Pitching has been pretty high on the Cardinals list since Michael Wacha and Jaime Garcia were placed on the DL and Shelby Miller and Carlos Martinez have flip-flopped between the rotation and bullpen. It’s amazing it’s come to this, since pitching was the strong spot of the Cardinals in spring training; unfortunately, injuries and regression have been harsh to the rotation.

It appears that many teams are sending scouts to Philadelphia; with the Phillies out of contention, many of their veterans are available. That means lefties Cliff Lee and Cole Hamels are seeing their names in the rumor mill.

Lee is the more likely of the 2 to be traded, since he’s only got 2 guaranteed years left on his contract; Hamels has 4 more years and will likely be around for when the team is rebuilt.

Lee is making $48M through the end of next year; he’s owed just under $9.5M this year and $25M next, along with a $12.5M buyout of a $27.5M vesting option (triggered if he pitches 200 inning next year). It’s quite a bit for an injury prone pitcher on the wrong side of 30.

Lee has spent the last 2 months on the DL with a left elbow strain and just came off the DL Monday (July 21); in his first start back, he gave up 6 runs on 12 hits in just under 6 innings. He’s expected to make at least 1 more start before the deadline. Prior to that, he had a 3.18 ERA with a 8.1 strikeout per 9 in 10 starts. He’s still an effective pitcher when healthy.

There are a few problems with acquiring Lee. First off, the Cardinals are on his no-trade list, with 19 other teams. Lee has expressed his desire to pitch in St. Louis as a free agent, but he set up his list to include any realistic trade partner for the Phillies; the teams that he can go to are division rivals (Braves, Marlins, Mets, Nationals) and small market teams that can’t afford him (Indians, Astros, Twins, Padres, Rays). To make the trade and have Lee approve it, the Cardinals would probably have to guarantee his option.

That ties into the second problem: money. He’s making a lot for a health question mark and the Cardinals would probably have to move some players to make this work.

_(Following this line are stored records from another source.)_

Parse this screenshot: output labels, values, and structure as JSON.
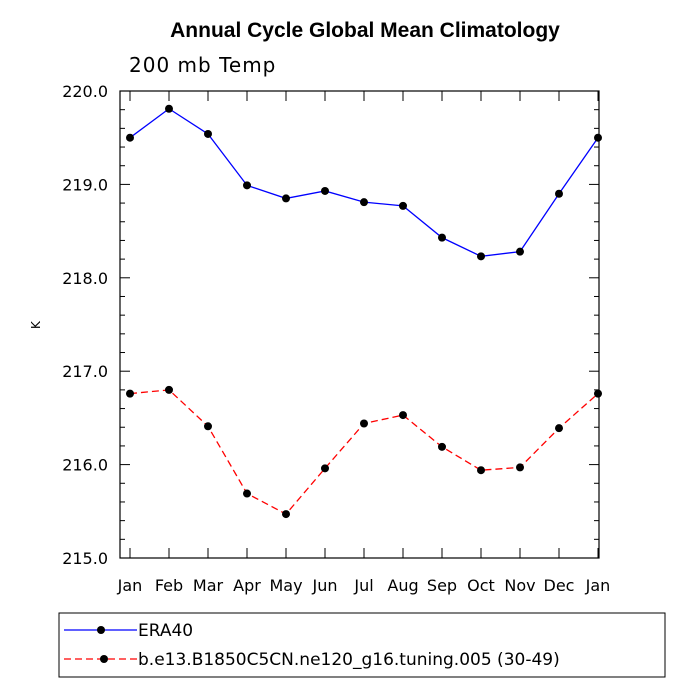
{
  "chart_data": {
    "type": "line",
    "title": "Annual Cycle Global Mean Climatology",
    "subtitle": "200 mb Temp",
    "xlabel": "",
    "ylabel": "K",
    "categories": [
      "Jan",
      "Feb",
      "Mar",
      "Apr",
      "May",
      "Jun",
      "Jul",
      "Aug",
      "Sep",
      "Oct",
      "Nov",
      "Dec",
      "Jan"
    ],
    "ylim": [
      215.0,
      220.0
    ],
    "yticks": [
      "215.0",
      "216.0",
      "217.0",
      "218.0",
      "219.0",
      "220.0"
    ],
    "grid": false,
    "legend_position": "bottom",
    "series": [
      {
        "name": "ERA40",
        "color": "#0000ff",
        "dash": "solid",
        "marker": "filled-circle",
        "values": [
          219.5,
          219.81,
          219.54,
          218.99,
          218.85,
          218.93,
          218.81,
          218.77,
          218.43,
          218.23,
          218.28,
          218.9,
          219.5
        ]
      },
      {
        "name": "b.e13.B1850C5CN.ne120_g16.tuning.005 (30-49)",
        "color": "#ff0000",
        "dash": "dashed",
        "marker": "filled-circle",
        "values": [
          216.76,
          216.8,
          216.41,
          215.69,
          215.47,
          215.96,
          216.44,
          216.53,
          216.19,
          215.94,
          215.97,
          216.39,
          216.76
        ]
      }
    ]
  }
}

Hamels is the more appealing option. He’s 4 years younger than Lee and more reliable over the course of the season. He’s also a little cheaper; Hamels is locked up for $22.5M per season until 2018 with a team and vesting option for 2019. Like Lee, Hamels has a limited no-trade clause and can block trades to 20 teams; the Cardinals are not on that list.

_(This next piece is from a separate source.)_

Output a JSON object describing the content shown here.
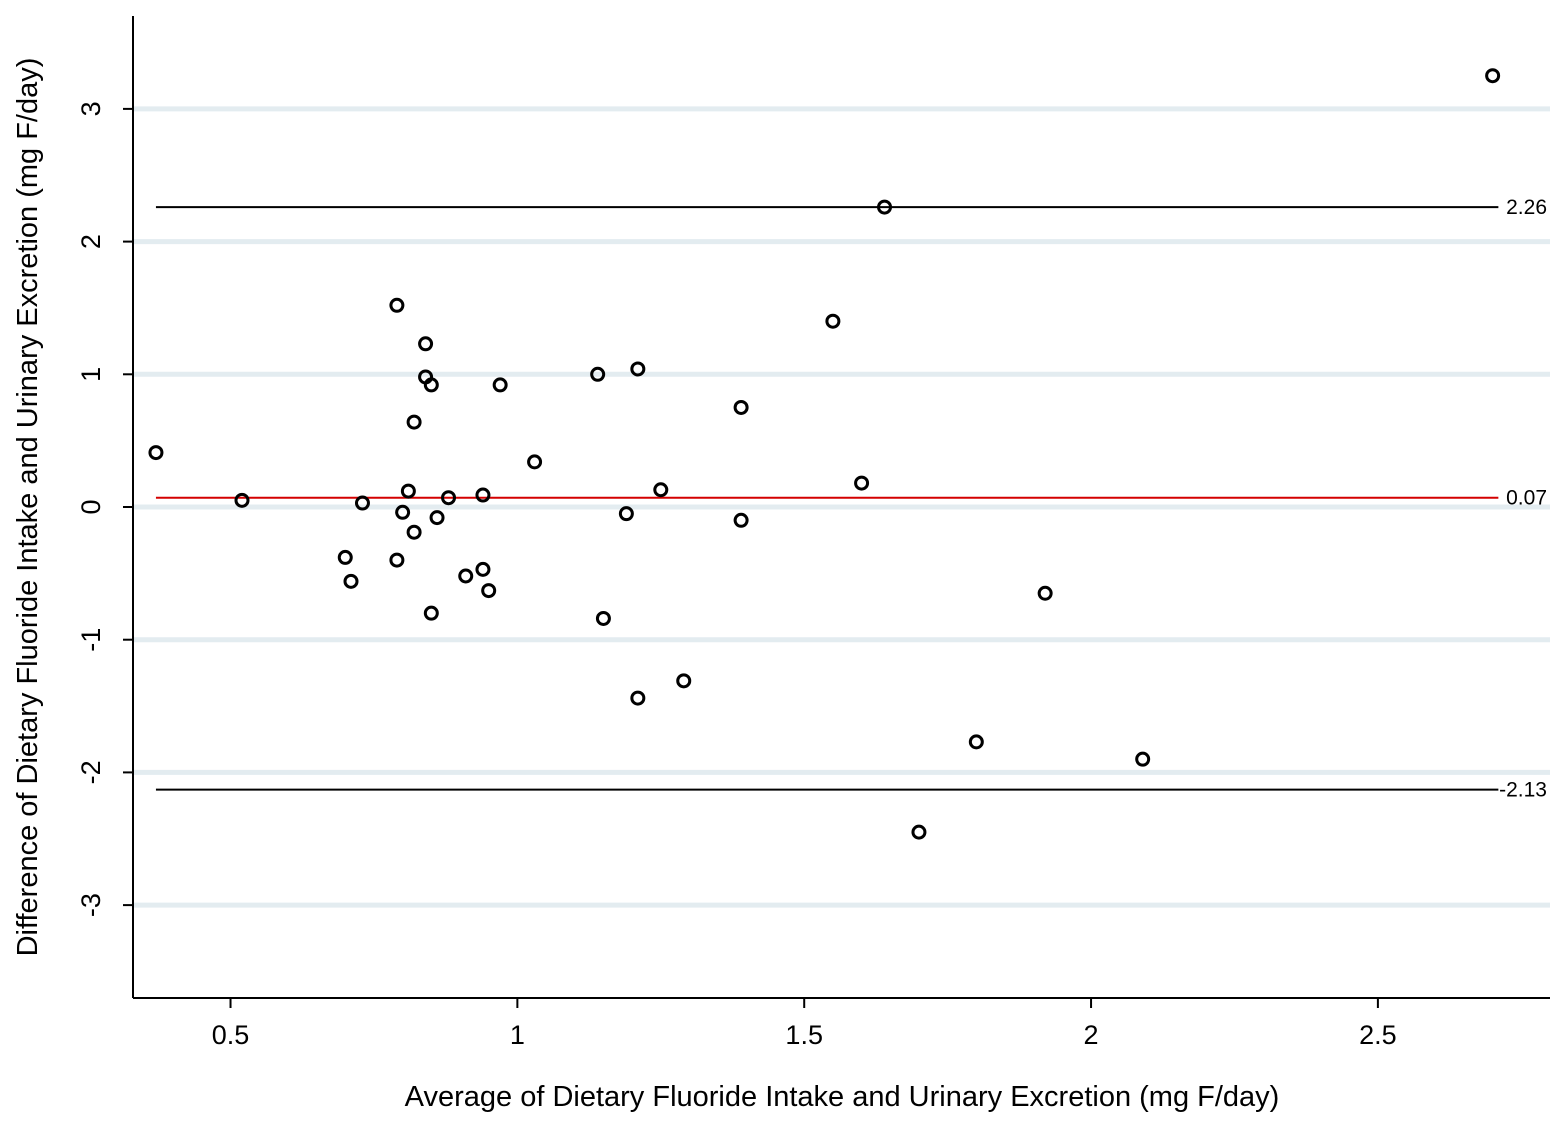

The problem is the Phillies are on record saying they will not trade the younger lefty and he’s would like to stay in Philadelphia.

Either trade will be costly to the system. Lee’s been traded for big name prospects in the past (to Cleveland: Jason Knapp, Carlos Carrasco, Jason Donald, and Lou Marson; to Philadelphia: Tyson Gillies, Phillippe Aumont, J.C. Ramirez; to Seattle: Justin Smoak, Blake Beavan, Josh Lueke – few of these have panned out though, but at the time they were quality prospects). Hamels would cost even more since he’s younger, more durable, and a little cheaper.

Philadelphia has also admitted that they would eat salary to “buy” prospects. The Phillies would probably start with Oscar Taveras as a negotiation point, but the Cardinals won’t bite. They would probably require Shelby Miller or Carlos Martinez as the main piece, with an additional prospect or 2 to be included.

It’s a high cost for Lee, but including Miller in a deal for Hamels might be worth it; you get a short-term fix and a long-term investment. If Miller and Greg Garcia (and maybe a lower level guy like Rowan Wick) could get the deal done, you’d have to seriously look into making the trade.